Making luxury absolutely fabulous


The unexpected bounce in luxury spending last year, with forecasts through to 2020 revised upwards, is giving luxury brands confidence to open new physical and flagship stores – the bigger, the better.


When Louis Vuitton’s flagship store (above) in Paris reopened last year at Place Vendome it was clear it was a game-changer. After a four-year renovation project, the iconic brand couldn’t have made a bigger statement with its brand new 3,500 m2 boutique, of which around 1,500 m2 is dedicated selling space.

Marking a stylish return to where the designer’s story began more than 160 years ago, the heritage interiors – including unique vintage pieces – also underline luxury fashion’s latest trend for bigger and more fabulous flagships.

According to Marie Hickey, retail research director at Savills, this is a key sign of the times. ‘In gateway territories, such as New York, London or Paris, there’s definitely a trend for luxury brands opening fewer, but more impressive stores,’ Hickey said.

‘The new flagships are in the best possible locations and they’re not just a place to go and buy a handbag or some perfume – they offer the whole brand experience. Apart from Louis Vuitton, we’re definitely seeing a lot more of that among the big European fashion houses.’

In parallel, while Italian and French brands are continuing to dominate the scene in terms of brand origin – taking a 27% and 24% share of all European openings in 2017 – they are also focusing on emerging markets and conquering new territories, Hickey noted.

‘One reason for this trend is due to increasing arrivals and luxury spend by Chinese tourists right across ­Europe,’ she said.


Chinese consumers accounted for 32% of luxury spend globally in 2017, up 11% from 2016 – consolidating their record spending figures worldwide. 

New airline routes and greater awareness have made less traditional European markets more accessible for Chinese tourists, Hickey said. ‘For example, Chinese arrivals in Oslo increased by 120.5% on average over the last three years.’

Other cities within the top ten European markets for luxury store openings have seen significant growth in Chinese arrivals, such as Frankfurt (41.3% 3yr total growth) and Prague (43.2% 3yr total growth).

Tellingly, this trend is expected to continue for virtually another decade. According to Savills, Chinese arrivals across Europe are expected to grow by 207% by 2025.

‘While last year’s good figures in the UK, for example, were in part due to the weak pound, it’s clear that there are some long-term dynamics in the trend,’ Hickey said.

‘Affluence continues to grow in China – and it’s a huge country with a massive, and growing, population.

‘Approximately 10% of Chinese nationals now have a passport – if that just doubles the results would be phenomenal.
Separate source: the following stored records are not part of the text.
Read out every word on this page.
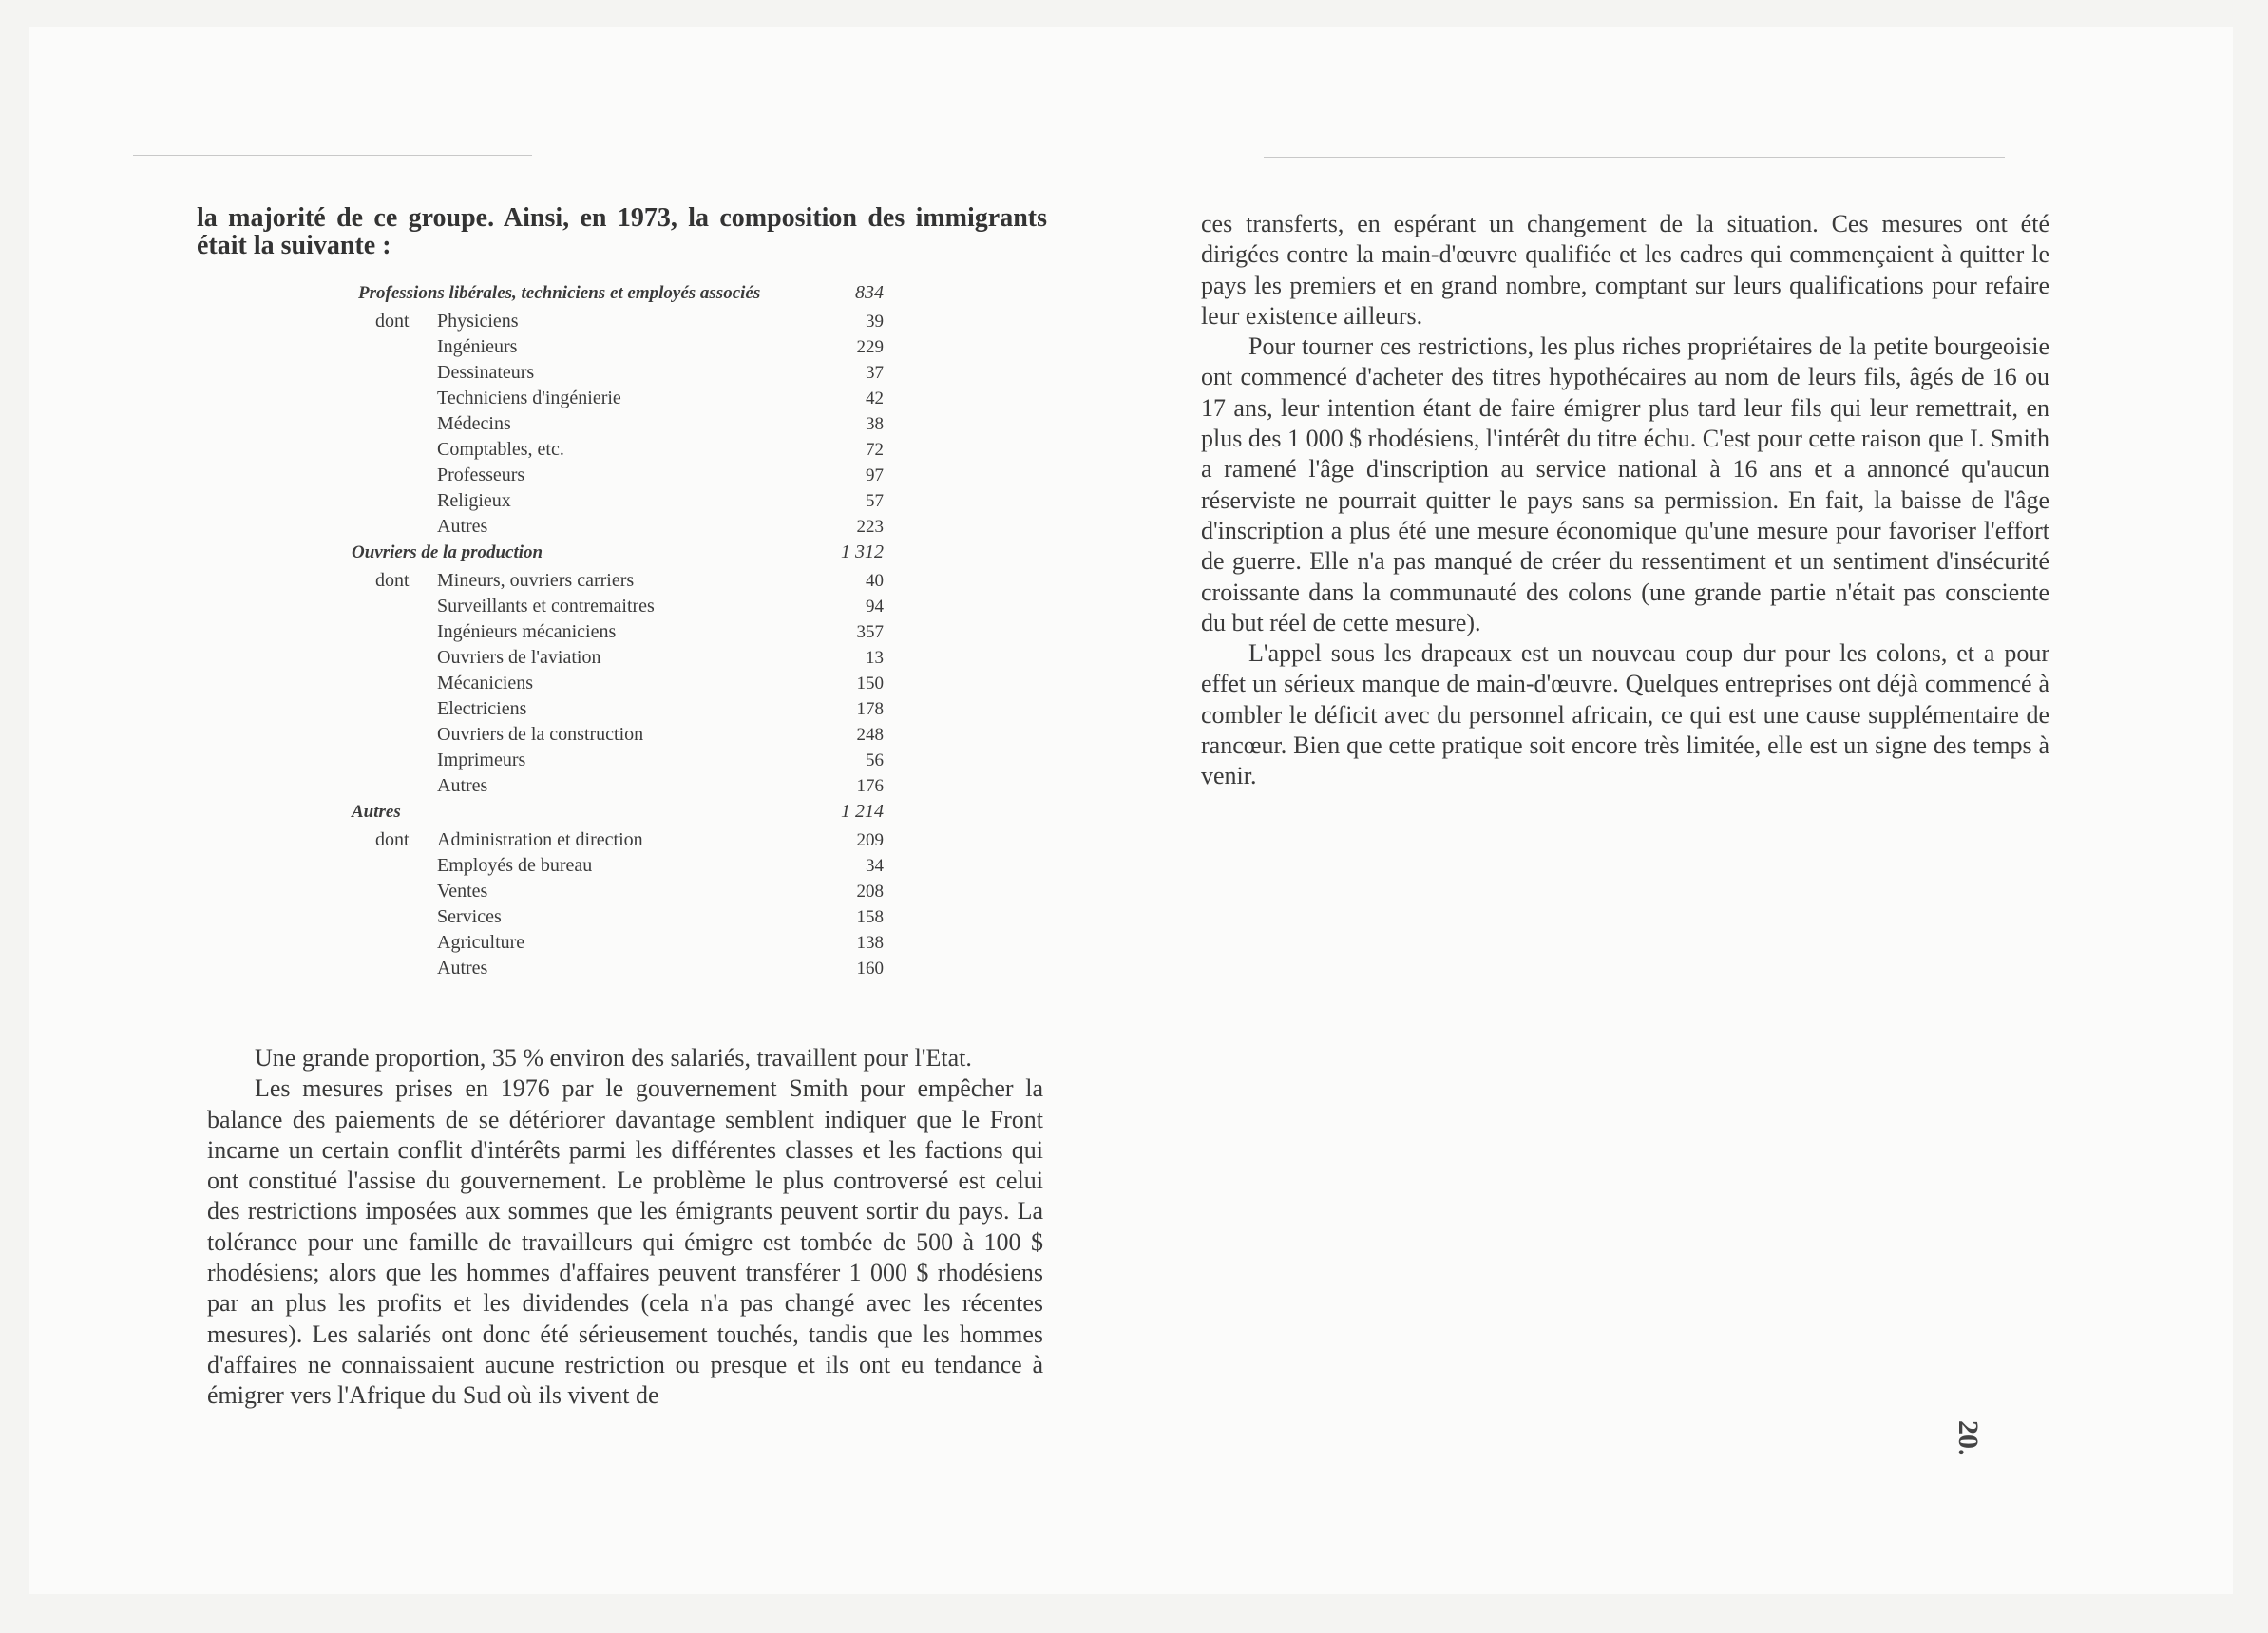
la majorité de ce groupe. Ainsi, en 1973, la composition des immigrants était la suivante :
Professions libérales, techniciens et employés associés	834
dont Physiciens	39
Ingénieurs	229
Dessinateurs	37
Techniciens d'ingénierie	42
Médecins	38
Comptables, etc.	72
Professeurs	97
Religieux	57
Autres	223
Ouvriers de la production	1 312
dont Mineurs, ouvriers carriers	40
Surveillants et contremaitres	94
Ingénieurs mécaniciens	357
Ouvriers de l'aviation	13
Mécaniciens	150
Electriciens	178
Ouvriers de la construction	248
Imprimeurs	56
Autres	176
Autres	1 214
dont Administration et direction	209
Employés de bureau	34
Ventes	208
Services	158
Agriculture	138
Autres	160

Une grande proportion, 35 % environ des salariés, travaillent pour l'Etat.

Les mesures prises en 1976 par le gouvernement Smith pour empêcher la balance des paiements de se détériorer davantage semblent indiquer que le Front incarne un certain conflit d'intérêts parmi les différentes classes et les factions qui ont constitué l'assise du gouvernement. Le problème le plus controversé est celui des restrictions imposées aux sommes que les émigrants peuvent sortir du pays. La tolérance pour une famille de travailleurs qui émigre est tombée de 500 à 100 $ rhodésiens; alors que les hommes d'affaires peuvent transférer 1 000 $ rhodésiens par an plus les profits et les dividendes (cela n'a pas changé avec les récentes mesures). Les salariés ont donc été sérieusement touchés, tandis que les hommes d'affaires ne connaissaient aucune restriction ou presque et ils ont eu tendance à émigrer vers l'Afrique du Sud où ils vivent de

ces transferts, en espérant un changement de la situation. Ces mesures ont été dirigées contre la main-d'œuvre qualifiée et les cadres qui commençaient à quitter le pays les premiers et en grand nombre, comptant sur leurs qualifications pour refaire leur existence ailleurs.

Pour tourner ces restrictions, les plus riches propriétaires de la petite bourgeoisie ont commencé d'acheter des titres hypothécaires au nom de leurs fils, âgés de 16 ou 17 ans, leur intention étant de faire émigrer plus tard leur fils qui leur remettrait, en plus des 1 000 $ rhodésiens, l'intérêt du titre échu. C'est pour cette raison que I. Smith a ramené l'âge d'inscription au service national à 16 ans et a annoncé qu'aucun réserviste ne pourrait quitter le pays sans sa permission. En fait, la baisse de l'âge d'inscription a plus été une mesure économique qu'une mesure pour favoriser l'effort de guerre. Elle n'a pas manqué de créer du ressentiment et un sentiment d'insécurité croissante dans la communauté des colons (une grande partie n'était pas consciente du but réel de cette mesure).

L'appel sous les drapeaux est un nouveau coup dur pour les colons, et a pour effet un sérieux manque de main-d'œuvre. Quelques entreprises ont déjà commencé à combler le déficit avec du personnel africain, ce qui est une cause supplémentaire de rancœur. Bien que cette pratique soit encore très limitée, elle est un signe des temps à venir.

20.
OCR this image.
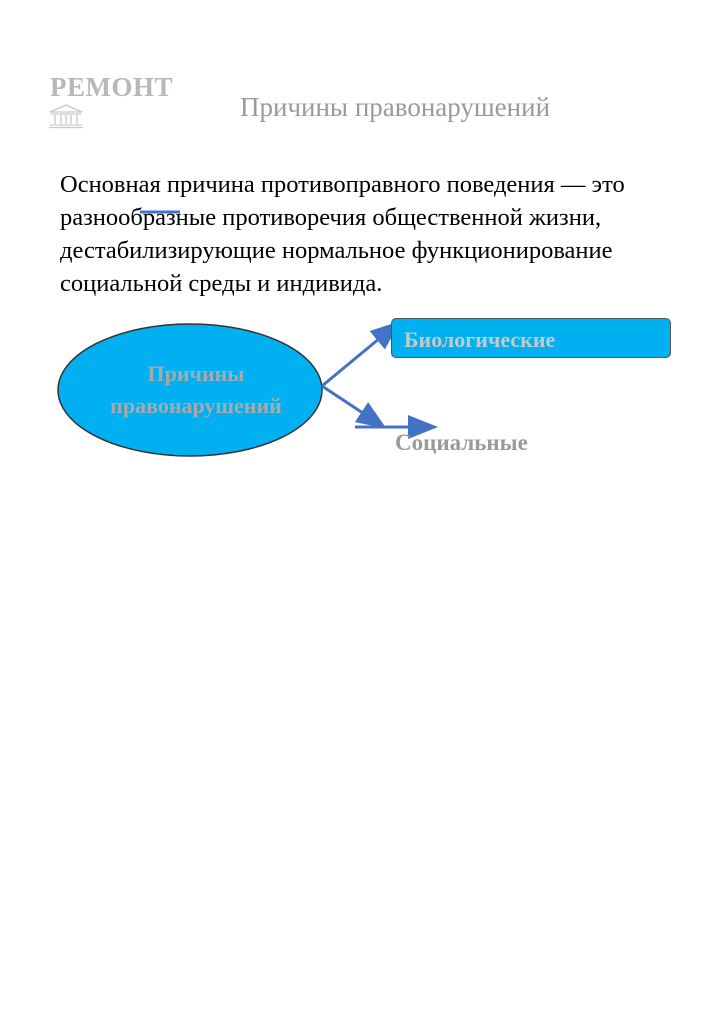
РЕМОНТ
Причины правонарушений
Основная причина противоправного поведения — это разнообразные противоречия общественной жизни, дестабилизирующие нормальное функционирование социальной среды и индивида.
Причины правонарушений
Биологические
Социальные
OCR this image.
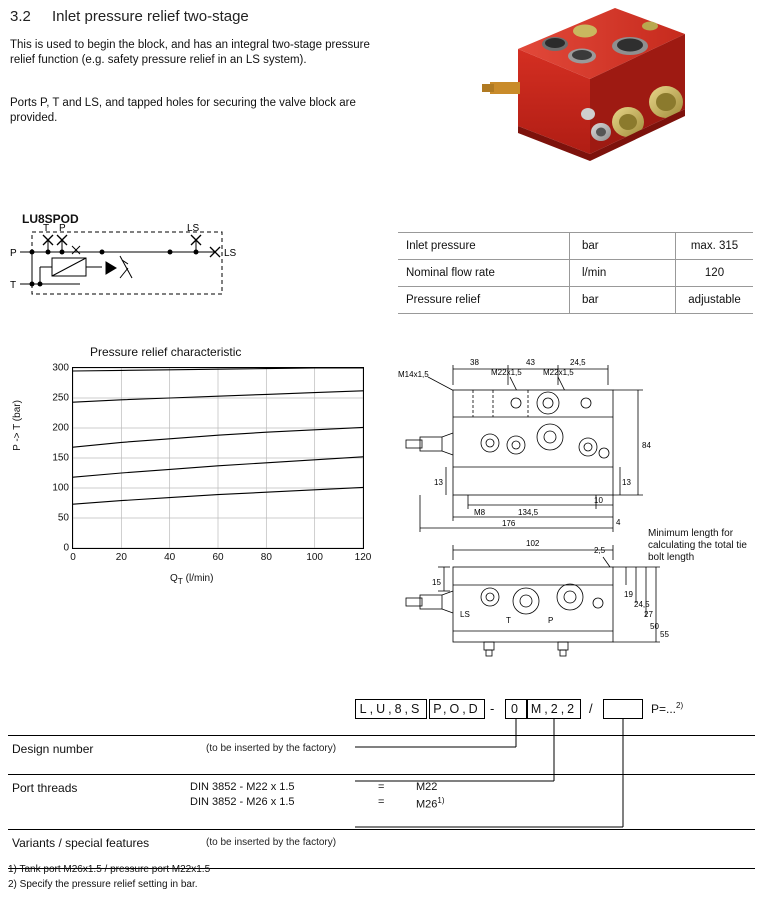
3.2 Inlet pressure relief two-stage
This is used to begin the block, and has an integral two-stage pressure relief function (e.g. safety pressure relief in an LS system).
Ports P, T and LS, and tapped holes for securing the valve block are provided.
LU8SPOD
T P	LS
P
T
LS
Inlet pressure	bar	max. 315
Nominal flow rate	l/min	120
Pressure relief	bar	adjustable
Pressure relief characteristic
P -> T (bar)
0
50
100
150
200
250
300
0	20	40	60	80	100	120
$Q_T$ (l/min)
38	43	24,5
M14x1,5	M22x1,5	M22x1,5
84
13	13
M8
10
4
134,5
176
102
2,5
15
19
24,5
27
50
55
LS
T	P
Minimum length for calculating the total tie bolt length
L,U,8,S P,O,D -	0 M,2,2 /	P=...$^{2)}$
Design number	(to be inserted by the factory)
Port threads	DIN 3852 - M22 x 1.5	=	M22
DIN 3852 - M26 x 1.5	=	$M26^{1)}$
Variants / special features	(to be inserted by the factory)
1) Tank port M26x1.5 / pressure port M22x1.5
2) Specify the pressure relief setting in bar.
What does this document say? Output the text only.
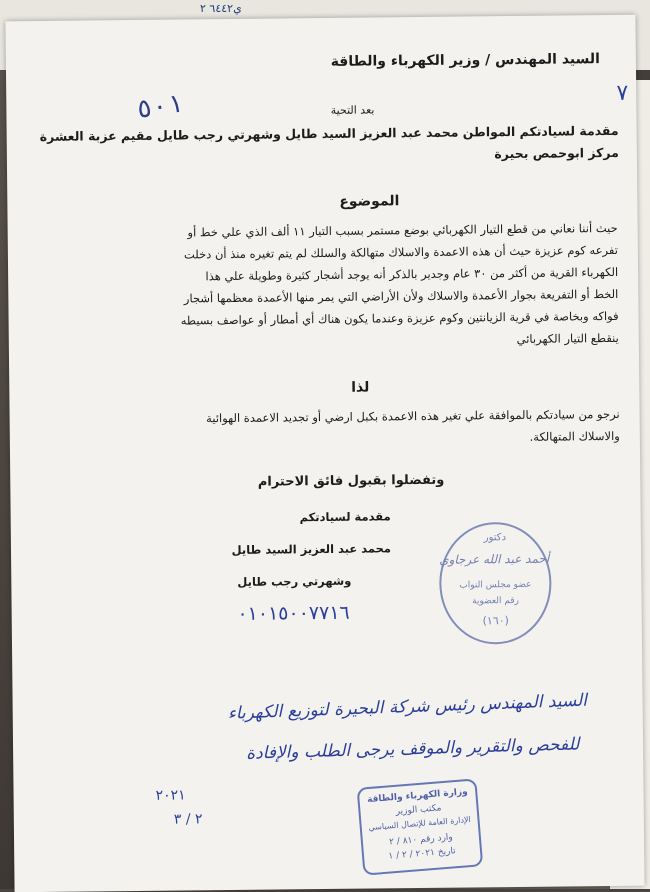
ي٦٤٤٢ ٢
السيد المهندس / وزير الكهرباء والطاقة
٧
٥٠١	بعد التحية
مقدمة لسيادتكم المواطن محمد عبد العزيز السيد طايل وشهرتي رجب طايل مقيم عزبة العشرة
مركز ابوحمص بحيرة
الموضوع
حيث أننا نعاني من قطع التيار الكهربائي بوضع مستمر بسبب التيار ١١ ألف الذي علي خط أو
تفرعه كوم عزيزة حيث أن هذه الاعمدة والاسلاك متهالكة والسلك لم يتم تغيره منذ أن دخلت
الكهرباء القرية من أكثر من ٣٠ عام وجدير بالذكر أنه يوجد أشجار كثيرة وطويلة علي هذا
الخط أو التفريعة بجوار الأعمدة والاسلاك ولأن الأراضي التي يمر منها الأعمدة معظمها أشجار
فواكه وبخاصة في قرية الزيانتين وكوم عزيزة وعندما يكون هناك أي أمطار أو عواصف بسيطه
ينقطع التيار الكهربائي
لذا
نرجو من سيادتكم بالموافقة علي تغير هذه الاعمدة بكبل ارضي أو تجديد الاعمدة الهوائية
والاسلاك المتهالكة.
وتفضلوا بقبول فائق الاحترام
مقدمة لسيادتكم
محمد عبد العزيز السيد طايل
وشهرتي رجب طايل
٠١٠١٥٠٠٧٧١٦
دكتور
أحمد عبد الله عرجاوي
عضو مجلس النواب
رقم العضوية
(١٦٠)
السيد المهندس رئيس شركة البحيرة لتوزيع الكهرباء
للفحص والتقرير والموقف يرجى الطلب والإفادة
٢٠٢١
٢ / ٣
وزارة الكهرباء والطاقة
مكتب الوزير
الإدارة العامة للإتصال السياسي
وارد رقم ٨١٠ / ٢
تاريخ ٢٠٢١ / ٢ / ١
‘While the wider Asia-Pacific region is usually the first destination market for Chinese tourists, some of the newly wealthy are definitely targeting Europe. The average spend might fall as more Chinese nationals travel, but tourist volumes will grow and the way they travel will evolve.’

The European market, of course, is not solely reliant on Chinese travellers, but international shoppers in general provide a big boost for the luxury market.

‘The United Nations World Tourism Organisation (UNWTO) predicts an annual compound growth of 2.3% in international tourism to Europe 2017-2030, with 744 million tourists arriving by 2030, accounting for 41% of global trips.’ Hickey said.

‘Another nation of shoppers to watch may well be India – with an increasingly wealthy middle class and large population.’


The effects of e-commerce on the sector are yet to be felt, said Hickey, but its impact will increase in the coming years.

‘E-commerce will have a bearing on the luxury market, although there’s still a view that the bulk of luxury sales will take place in store,’ she said.

‘More generally, brand sites help raise awareness about the fashion house – and may bring more customers into the stores. Retailers generally have also become more relaxed about whether the final transaction takes place online or offline.

‘One aspect of luxury shopping is that many customers have concerns about authenticity when buying online – so they like to come into the store. There’s also the added cachet of buying your Chanel handbag in the flagship store in Paris. But as webshops evolve, this may change.’ 

Looking ahead, it’s clear that luxury shopping has a fabulous future, with plenty of innovation and granularity defining the sector.

‘Another hot trend is luxury names opening pop-ups –not necessarily to test locations, but more as a marketing exercise to highlight product launches or create a buzz around a particular collaboration,’ Hickey said. ‘That will definitely be something to watch this year.’